Even though I have come to strongly prefer crisp, thin-crust pizza. Even though I am no longer 21. And even though I should know better than to do stuff like this … I still wanted to do it anyway.

So, I provisioned myself today with the bare necessities, and set about cooking.

I should have opted for either Sam Lager (to be true to the recipe) or some trashy canned beer (to be historically accurate.)

Instead, faced with a dizzying variety of beer, I chose a decent-looking lager more or less at random — Frankenmuth Brewery Pilsener, from Frankenmuth, Michigan. I knew it wouldn’t be too hoppy, anyway, which is the biggest concern when you cook with beer.

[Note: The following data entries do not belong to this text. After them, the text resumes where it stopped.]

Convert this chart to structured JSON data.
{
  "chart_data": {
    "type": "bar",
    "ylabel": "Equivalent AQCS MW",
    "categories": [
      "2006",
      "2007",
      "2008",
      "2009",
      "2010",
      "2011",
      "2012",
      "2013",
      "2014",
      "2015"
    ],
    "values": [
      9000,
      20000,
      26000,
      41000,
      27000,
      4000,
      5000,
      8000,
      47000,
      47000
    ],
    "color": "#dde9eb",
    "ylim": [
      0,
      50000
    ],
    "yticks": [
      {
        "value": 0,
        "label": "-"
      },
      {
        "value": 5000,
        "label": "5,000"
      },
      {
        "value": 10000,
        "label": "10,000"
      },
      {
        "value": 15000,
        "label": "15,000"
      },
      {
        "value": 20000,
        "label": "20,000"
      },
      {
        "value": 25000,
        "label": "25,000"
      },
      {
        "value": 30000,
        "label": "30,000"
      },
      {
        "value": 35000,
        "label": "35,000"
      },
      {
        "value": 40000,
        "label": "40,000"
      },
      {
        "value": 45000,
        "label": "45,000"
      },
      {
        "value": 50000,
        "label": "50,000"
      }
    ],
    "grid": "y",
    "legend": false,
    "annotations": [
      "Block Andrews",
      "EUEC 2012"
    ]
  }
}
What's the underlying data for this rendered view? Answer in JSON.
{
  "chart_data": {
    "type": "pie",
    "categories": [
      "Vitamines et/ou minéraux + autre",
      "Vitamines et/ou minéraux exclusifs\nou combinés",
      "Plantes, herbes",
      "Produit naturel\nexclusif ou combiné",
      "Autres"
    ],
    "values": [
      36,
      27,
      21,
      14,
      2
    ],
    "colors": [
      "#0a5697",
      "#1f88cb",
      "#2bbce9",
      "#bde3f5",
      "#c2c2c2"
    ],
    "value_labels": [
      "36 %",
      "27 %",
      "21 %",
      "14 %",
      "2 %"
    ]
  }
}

The main ingredient goes in.

Jarred pasta sauce is true to 1995, though the Wegmans house brand is probably better than whatever I was buying then.


Ready for the oven. Yes, there are some onions scattered over one corner. I’m weird like that.

Thirty minutes at 425 degrees produced a nicely done if rather dark-topped pizza. (I seem to remember they looked like that in 1995, too.)

Done. (And poorly lit. It didn’t really look quite this diseased.)

Side-angle shot shows thickness of crust.

I thought it was OK, maybe even better than I remembered.

The crust was fairly light and not too bitter — it tastes a little of beer, but not in a bad way. The whole wheat flour lent the recipe a little bit of heft without making it leaden. The tomato sauce and cheese, meanwhile, were tomato sauce and cheese.

My kids weren’t totally sold on it; at one point my younger son referred to it as “gross-crust pizza.”  Most of the pizza in the pan — I’d say 85 percent of it — disappeared anyway.

I might actually make this again on some weekend night when I find myself short on inspiration and bereft of ingredients except cheese, sauce, flour and beer.

I couldn’t tell you anything I learned in my senior-year college classes, but I’m glad to offer you a quick and useful pizza recipe if you want it.

My parents must be speechless with disappointment.